Here’s why Gone with the Wind is off of HBO Max for now

Gone With the Wind is gone.

Gone With the Wind is just over 80 years old but is still revered as one of the most decorated pieces of American cinematic art.

As it stands though, HBO Max temporarily removed from the 1939 Oscar winning film from its catalog on Tuesday night, following a public outcry asking for the film to be pulled, according to the Hollywood Reporter.

While the film has always been celebrated as one of the greatest pieces of cinema in America’s history, it’s also wholly problematic. It casts aside the horrors of slavery while romanticizing the Confederacy and glorifying pre-Civil War America.

The streaming service pledged to eventually bring the film back “with a discussion of its historical context.” There’s no current timetable for when the film could return to the platform.

Proponents of the film will point out that actress Hattie McDaniel, who played “Mammy” in the film, became the first black person to win an Oscar, when she won the Best Supporting Actress Academy Award in 1940.

But her character was completely based on a stereotype of black women in the Jim Crow South. She was a caricature and acted as one of the most painful black stereotypes in film.

By the way, she wasn’t even allowed at the film’s premiere.

 

John Ridley, the screenwriter for 12 Years a Slave, perfectly explained why the film needed to be removed in a column he wrote in the LA Times explaining his position.

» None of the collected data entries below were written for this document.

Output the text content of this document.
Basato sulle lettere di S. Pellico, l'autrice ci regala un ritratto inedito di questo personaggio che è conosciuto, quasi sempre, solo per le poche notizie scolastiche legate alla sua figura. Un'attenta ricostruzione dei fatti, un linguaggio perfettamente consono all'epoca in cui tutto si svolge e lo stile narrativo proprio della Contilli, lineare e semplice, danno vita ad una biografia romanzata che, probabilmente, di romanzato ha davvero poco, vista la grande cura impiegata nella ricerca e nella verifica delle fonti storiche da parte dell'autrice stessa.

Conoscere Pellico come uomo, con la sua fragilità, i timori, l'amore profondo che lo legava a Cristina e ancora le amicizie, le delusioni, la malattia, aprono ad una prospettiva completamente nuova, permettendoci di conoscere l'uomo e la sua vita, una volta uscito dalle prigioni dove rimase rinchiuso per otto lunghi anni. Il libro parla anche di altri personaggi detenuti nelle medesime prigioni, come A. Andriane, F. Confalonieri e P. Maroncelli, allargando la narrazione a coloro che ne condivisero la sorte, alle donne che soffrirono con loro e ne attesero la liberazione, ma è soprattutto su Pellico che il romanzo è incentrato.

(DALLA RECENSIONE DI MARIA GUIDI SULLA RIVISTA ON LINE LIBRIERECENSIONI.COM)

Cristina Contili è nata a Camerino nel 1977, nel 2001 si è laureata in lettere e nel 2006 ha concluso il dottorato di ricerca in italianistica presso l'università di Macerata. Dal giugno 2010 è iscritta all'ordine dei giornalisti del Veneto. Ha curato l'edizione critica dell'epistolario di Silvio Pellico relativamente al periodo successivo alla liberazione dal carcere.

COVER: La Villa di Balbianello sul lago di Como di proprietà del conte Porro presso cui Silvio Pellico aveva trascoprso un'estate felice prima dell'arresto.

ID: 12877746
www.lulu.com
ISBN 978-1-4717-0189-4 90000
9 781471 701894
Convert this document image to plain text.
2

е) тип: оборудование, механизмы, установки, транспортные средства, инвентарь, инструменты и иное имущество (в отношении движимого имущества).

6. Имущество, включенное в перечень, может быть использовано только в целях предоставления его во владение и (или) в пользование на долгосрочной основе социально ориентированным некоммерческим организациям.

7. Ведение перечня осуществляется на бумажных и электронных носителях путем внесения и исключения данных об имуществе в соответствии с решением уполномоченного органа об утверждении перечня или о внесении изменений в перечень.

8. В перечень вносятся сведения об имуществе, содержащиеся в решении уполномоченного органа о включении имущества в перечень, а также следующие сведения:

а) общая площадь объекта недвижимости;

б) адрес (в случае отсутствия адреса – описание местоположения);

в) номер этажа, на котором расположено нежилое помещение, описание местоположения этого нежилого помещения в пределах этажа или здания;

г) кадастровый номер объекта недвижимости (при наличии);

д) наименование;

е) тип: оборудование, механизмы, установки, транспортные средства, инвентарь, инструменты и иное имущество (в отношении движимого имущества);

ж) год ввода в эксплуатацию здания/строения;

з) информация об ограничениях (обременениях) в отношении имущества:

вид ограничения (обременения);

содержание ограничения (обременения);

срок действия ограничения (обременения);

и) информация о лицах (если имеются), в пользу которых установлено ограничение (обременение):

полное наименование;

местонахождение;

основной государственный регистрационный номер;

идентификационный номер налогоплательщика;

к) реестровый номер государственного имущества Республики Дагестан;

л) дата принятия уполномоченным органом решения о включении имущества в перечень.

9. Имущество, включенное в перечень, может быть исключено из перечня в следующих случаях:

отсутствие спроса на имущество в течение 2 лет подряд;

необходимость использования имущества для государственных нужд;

“It is a film that, as part of the narrative of the “Lost Cause,” romanticizes the Confederacy in a way that continues to give legitimacy to the notion that the secessionist movement was something more, or better, or more noble than what it was — a bloody insurrection to maintain the “right” to own, sell and buy human beings.”

If there’s one thing we can all agree on, it’s that slavery was bad.

This film does nothing in the way of depicting that. Sure, it was a product of its time. But we live in a time where black lives are under attack. In the wake of George Floyd’s killing, films like this have to be admonished and revisited in their proper context.

This is no different than calling for the removal of a Robert E. Lee statue or any other different Confederate memorials erected across the nation.

HBO did the right thing here, but this is just the beginning. They can follow up on this by committing themselves to inclusion by hiring more black creators. That’s meaningful change.